An Evidence-Based Care Protocol Decreases Length of Stay and Cost in Pediatric Appendicitis

Author(s):
Vei Shaun Siow, University of Pittsburgh Medical Center; Gabriella Butler, Children’s Hospital of Pittsburgh of UPMC; Anthony Lewis, University of Pittsburgh Medical Center; Srinivasan Suresh, Children’s Hospital of Pittsburgh of UPMC; Andrew Buchert, Children’s Hospital of Pittsburgh of UPMC; Marissa Narr, Children’s Hospital of Pittsburgh of UPMC; Michael Morowitz, Children’s Hospital of Pittsburgh of UPMC; Kevin Mollen, Children’s Hospital of Pittsburgh of UPMC

Background:

Appendicitis remains one of the most frequently encountered pediatric surgical diagnoses. In an effort to improve patient care, we implemented an evidence-based treatment protocol that prioritized limited IV narcotic and fluid use, early postoperative enteral feeding and ambulation, decreased central lines and Foley catheter usage, as well as timely preoperative and reduced postoperative antibiotic administration.

Hypothesis:

We hypothesized that a standardized, evidence-based perioperative care protocol would result in decreased hospital length of stay and a lower overall cost of care without compromising patient outcomes.

Methods:

Data from patients treated surgically for appendicitis after protocol initiation was prospectively collected from January 2015 to September 2016. We compared this cohort with historical control patients treated from November 2013 to December 2014, prior to the initiation of our protocol. We examined length of stay (LOS), surgical site infection (SSI), readmission, and cost data. Continuous variables were compared with a Wilcoxon rank-sum test. Categorical data was compared using Fisher’s Exact Test. All tests were two-sided with alpha=0.05. Statistical analysis was performed using Stata 14.2.

Results:

The protocol group containing 810 patients was compared to the historical control group of 506 patients. There were no significant differences in age or sex between the two groups. Median LOS decreased from 39.9 [IQR 29.0-87.0] hours to 35.5 [IQR 24.2-62.2] hours after protocol implementation (p<0.001). There were no significant differences in the rate of SSI (control 0.7% vs. protocol 0.2%; p=0.24) or readmissions between groups (control 4.8% vs. protocol 3.4%; p=0.33). Cost analysis showed a 10.4% decrease in average cost per patient treated after protocol initiation.
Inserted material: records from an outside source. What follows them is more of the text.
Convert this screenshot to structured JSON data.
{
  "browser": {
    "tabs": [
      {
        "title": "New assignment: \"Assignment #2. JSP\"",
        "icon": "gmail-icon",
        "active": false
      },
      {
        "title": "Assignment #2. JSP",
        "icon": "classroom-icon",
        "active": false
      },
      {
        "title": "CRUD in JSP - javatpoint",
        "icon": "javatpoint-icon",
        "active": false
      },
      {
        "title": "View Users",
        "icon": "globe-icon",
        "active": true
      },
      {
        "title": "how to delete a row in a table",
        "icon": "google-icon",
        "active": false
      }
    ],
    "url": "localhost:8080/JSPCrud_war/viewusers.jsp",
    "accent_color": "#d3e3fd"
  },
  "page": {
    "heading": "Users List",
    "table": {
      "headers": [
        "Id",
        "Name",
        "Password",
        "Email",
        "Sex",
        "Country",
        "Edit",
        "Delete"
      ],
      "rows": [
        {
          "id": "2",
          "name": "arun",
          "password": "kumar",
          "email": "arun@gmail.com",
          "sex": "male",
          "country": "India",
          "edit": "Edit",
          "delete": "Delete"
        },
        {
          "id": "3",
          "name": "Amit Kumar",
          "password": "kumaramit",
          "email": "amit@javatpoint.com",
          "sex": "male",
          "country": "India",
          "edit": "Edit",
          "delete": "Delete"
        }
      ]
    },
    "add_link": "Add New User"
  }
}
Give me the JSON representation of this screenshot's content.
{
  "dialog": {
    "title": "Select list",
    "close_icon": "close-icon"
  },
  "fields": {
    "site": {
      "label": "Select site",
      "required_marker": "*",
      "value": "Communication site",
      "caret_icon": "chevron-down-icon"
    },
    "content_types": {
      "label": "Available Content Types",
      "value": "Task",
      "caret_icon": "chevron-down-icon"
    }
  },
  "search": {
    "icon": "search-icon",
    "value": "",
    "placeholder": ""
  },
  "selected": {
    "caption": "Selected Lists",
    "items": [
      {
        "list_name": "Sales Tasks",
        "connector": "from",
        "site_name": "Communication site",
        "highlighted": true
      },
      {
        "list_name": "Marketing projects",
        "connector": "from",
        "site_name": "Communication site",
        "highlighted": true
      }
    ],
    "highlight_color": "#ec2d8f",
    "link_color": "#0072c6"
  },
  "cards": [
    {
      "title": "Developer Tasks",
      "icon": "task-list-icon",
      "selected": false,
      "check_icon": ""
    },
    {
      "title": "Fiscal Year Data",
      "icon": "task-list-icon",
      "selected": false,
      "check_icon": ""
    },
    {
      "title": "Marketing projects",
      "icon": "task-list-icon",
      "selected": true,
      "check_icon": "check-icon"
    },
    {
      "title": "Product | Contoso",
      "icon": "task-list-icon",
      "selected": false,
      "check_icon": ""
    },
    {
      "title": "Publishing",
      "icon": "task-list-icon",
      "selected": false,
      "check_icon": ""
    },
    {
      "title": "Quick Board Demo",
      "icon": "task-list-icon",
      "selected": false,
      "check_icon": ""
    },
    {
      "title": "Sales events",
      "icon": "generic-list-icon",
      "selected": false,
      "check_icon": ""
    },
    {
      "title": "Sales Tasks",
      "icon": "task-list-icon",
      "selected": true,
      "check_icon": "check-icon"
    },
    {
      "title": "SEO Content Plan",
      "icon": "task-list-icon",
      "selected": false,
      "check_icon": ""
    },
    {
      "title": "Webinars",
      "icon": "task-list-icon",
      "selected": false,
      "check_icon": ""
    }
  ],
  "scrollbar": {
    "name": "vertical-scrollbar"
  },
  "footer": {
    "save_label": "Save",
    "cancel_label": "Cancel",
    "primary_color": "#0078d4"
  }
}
Subgroup analysis of patients with complicated appendicitis (defined as patients found at the time of surgery to have a perforated appendix ± abscess formation) showed a significant reduction in LOS (147.4 [IQR 128.4-219.1] vs. 110.5 [IQR 77.1-159.1] hours; p<0.001) and average cost per patient (-19.7%) after initiation of the protocol.

Conclusions:

Initiation of an evidence-based protocol to treat pediatric patients with appendicitis resulted in a significant decrease in LOS and cost per patient without negatively affecting SSI and readmission rates. Continued use and development of data-driven standardized treatment protocols may prove beneficial to patients and cost-effective for health-care systems.